Relation PPAR-PGE2 dans l'inflammation chronique : une possibilité de contrôler l'athérothrombose ? – PPARolePGE2

L’inflammation chronique de la paroi artérielle en réponse au dépôt de lipides qui s’oxydent entraîne la formation de plaques d’athérosclérose. La complication majeure de cette pathologie inflammatoire est l’athérothrombose, responsable de la plupart des accidents cardiovasculaires. Les traitements anti-plaquettaires utilisés pour prévenir l’infarctus du myocarde inhibent la thrombose, mais sont limités par leur effet hémorragique. Nous avons montré que l’inflammation chronique de la plaque produit de la prostaglandine E2 (PGE2) en quantité suffisante pour potentialiser l’athérothrombose sans interférer avec l’hémostase. Mais la voie qui contrôle cette production de PGE2 dans la plaque n’est pas connue.
Les PPARs sont des récepteurs nucléaires impliqués dans des mécanismes contrôlant l’action de plusieurs eicosanoides et certaines études cliniques suggèrent que l’activation de PPARg par la rosiglitazone augmente le risque d’accident cardiovasculaire, bien que ces données soient contredites.
Notre objectif global est de déterminer si une voie fonctionnelle PPAR-PGE2 existe dans la plaque d’athérosclérose, qui permettrait de moduler la production de PGE2 et éventuellement de prévenir l’athérothrombose.

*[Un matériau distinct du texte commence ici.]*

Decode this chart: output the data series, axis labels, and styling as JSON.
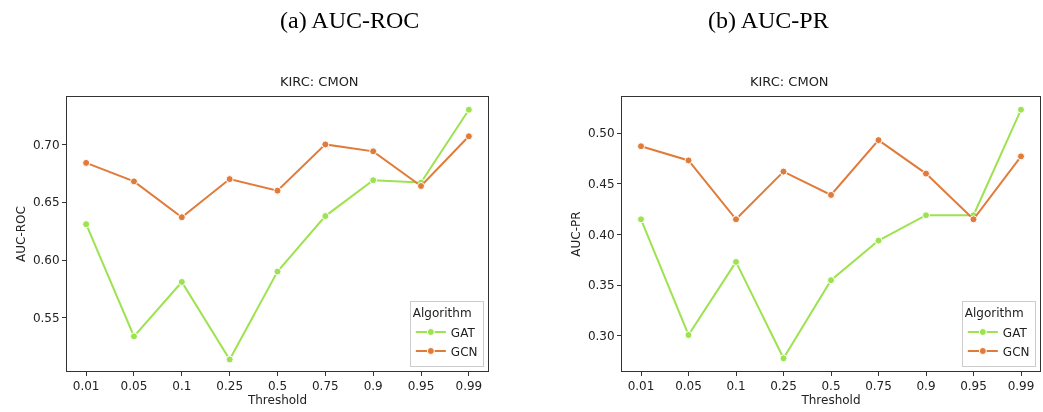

Notre premier objectif est de tester pharmacologiquement et in vitro si un PPAR contrôle la production de PGE2 dans les macrophages. Nos résultats préliminaires montrent que la rosiglitazone qui active PPARg a augmenté la production de PGE2. Nous testerons sa spécificité en reproduisant l’expérience en présence d’un inhibiteur spécifique de PPARg. Cette première approche sera confirmée en inhibant l’expression de PPARg dans les macrophages par la transfection de siRNA.
Notre deuxième objectif testera si la voie PPARg/PGE2 est fonctionnelle in vivo, dans les plaques. Nous mesurerons l’expression des PPARs dans la plaque mature; nos données préliminaires montrent que l’expression de PPARg y est prédominante. Nous traiterons des souris par la rosiglitazone afin d’en étudier l’impact sur la production de PGE2 dans les plaques. Nos résultats seront confirmés en utilisant une lignée de souris dans laquelle l’expression de PPARg n’est invalidée que dans les macrophages et de façon inductible pour ne pas interférer avec le développement des plaques.
Notre troisième objectif explorera le rôle de la PGE2 dans les plaques, qui peut être pro- ou anti-inflammatoire. Nous étudierons par une démarche fonctionnelle si la PGE2 est capable de « reprogrammer » des macrophages pour qu’ils répondent à une sollicitation inflammatoire en produisant des molécules anti-inflammatoires comme la lipoxine LXA4. Nous confirmerons cette propriété en comparant la production de LXA4 dans les plaques qui sont capables ou non de produire de la PGE2 (lignée invalidée pour la mPGES-1, et croisée avec les souris ApoE-/-).
Notre dernier objectif est de tester l’effet de la manipulation de la voie PPARg-PGE2 sur l’athérothrombose. Si la PGE2 a un rôle résolutif, l’inhibition de sa production par la stimulation de PPARg pourrait modifier la stabilité de la plaque. Nous évaluerons donc l’effet de la rosiglitazone sur la vulnérabilité des plaques (histologie et microscopie électronique à balayage) et sur leur thrombogénicité (modèle d’athérothrombose établi dans notre laboratoire).
Notre programme de recherche établira ainsi si PPARg dans les plaques contrôle la voie de la PGE2, si la PGE2 a un rôle résolutif, et examinera les effets de la rosiglitazone sur les plaques. Ce dernier point est important en regard des données cliniques contradictoires sur la toxicité cardiovasculaire de cette molécule largement utilisée dans le traitement du diabète. Notre travail pourrait ouvrir de nouvelles perspective dans la prévention de l’athérothrombose.